The given function is :
$f(x) = \lim_{n\to\infty} \sqrt[n]{1+x^n}$ $ ;(x \ge 0)$
The function variable is $x$ and not $n$. This seems strange to me. All I can think of is that $f(x)$ is a family of curves which depends on the parameter $n$ and when $n\to \infty$ will the family of curves converge to a single curve? If so how to find it?
On
If $x>1$, $x^n$ will go to infinity for large $n$, so $1$ can be neglected. Therefore $f(x)=x$ for $x>1$. If $x\lt 1$, $x^n$ goes to zero, so it can be neglected. $f(x)=1$ for $x\lt 1$ The first search result in google is a graph of a function. Search for "plot (1-x^5)^0.2"

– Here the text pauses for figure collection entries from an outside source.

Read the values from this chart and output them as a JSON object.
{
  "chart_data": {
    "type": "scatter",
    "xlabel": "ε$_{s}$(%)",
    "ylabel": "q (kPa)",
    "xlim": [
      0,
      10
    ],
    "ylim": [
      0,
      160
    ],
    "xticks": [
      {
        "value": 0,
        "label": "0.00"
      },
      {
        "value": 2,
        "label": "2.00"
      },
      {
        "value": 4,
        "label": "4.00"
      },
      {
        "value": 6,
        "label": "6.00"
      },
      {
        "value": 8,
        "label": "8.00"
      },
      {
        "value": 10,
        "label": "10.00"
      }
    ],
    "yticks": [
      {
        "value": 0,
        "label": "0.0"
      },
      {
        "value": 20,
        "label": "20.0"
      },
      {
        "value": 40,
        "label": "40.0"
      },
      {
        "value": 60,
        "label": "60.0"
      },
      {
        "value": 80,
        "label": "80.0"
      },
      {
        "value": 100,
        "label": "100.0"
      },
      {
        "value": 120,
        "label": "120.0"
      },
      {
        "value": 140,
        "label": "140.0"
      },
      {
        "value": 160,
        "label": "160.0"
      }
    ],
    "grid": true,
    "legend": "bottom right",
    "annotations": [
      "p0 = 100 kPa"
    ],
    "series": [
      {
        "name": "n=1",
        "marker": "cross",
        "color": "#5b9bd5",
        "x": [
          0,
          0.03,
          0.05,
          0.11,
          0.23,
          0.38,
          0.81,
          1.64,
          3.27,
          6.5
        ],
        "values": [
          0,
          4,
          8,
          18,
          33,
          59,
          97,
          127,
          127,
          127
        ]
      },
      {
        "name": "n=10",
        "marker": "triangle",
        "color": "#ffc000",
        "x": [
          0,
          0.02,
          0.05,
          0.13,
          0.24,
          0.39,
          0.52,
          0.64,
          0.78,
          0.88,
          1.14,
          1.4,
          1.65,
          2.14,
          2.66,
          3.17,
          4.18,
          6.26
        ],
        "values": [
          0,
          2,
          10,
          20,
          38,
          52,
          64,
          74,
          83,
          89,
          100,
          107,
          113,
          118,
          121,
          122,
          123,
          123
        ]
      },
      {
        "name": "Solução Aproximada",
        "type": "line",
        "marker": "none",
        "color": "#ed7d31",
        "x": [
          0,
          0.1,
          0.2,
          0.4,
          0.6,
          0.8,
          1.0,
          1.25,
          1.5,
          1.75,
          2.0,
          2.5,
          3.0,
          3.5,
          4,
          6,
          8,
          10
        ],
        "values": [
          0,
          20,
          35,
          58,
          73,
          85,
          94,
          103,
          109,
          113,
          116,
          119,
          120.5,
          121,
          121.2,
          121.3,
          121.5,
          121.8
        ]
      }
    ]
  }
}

You want to find the value of the limit for each (fixed) $x$. For example, $f(0) = 1$. I don't want to give away the question entirely, but I suggest you use the 'binomial' expansion for general powers (see here, for example). Since you want a large-$n$ limit, you don't need to be really precise but can collect terms into $\mathcal{O}(1/n)$, or such. Note that you have to be careful to apply the $(1+z)^r$ expansion for $z < 1$. For $x > 1$, and hence $x^n > 1$, you should think about how to overcome this.
If you need a further hint, feel free to ask! :)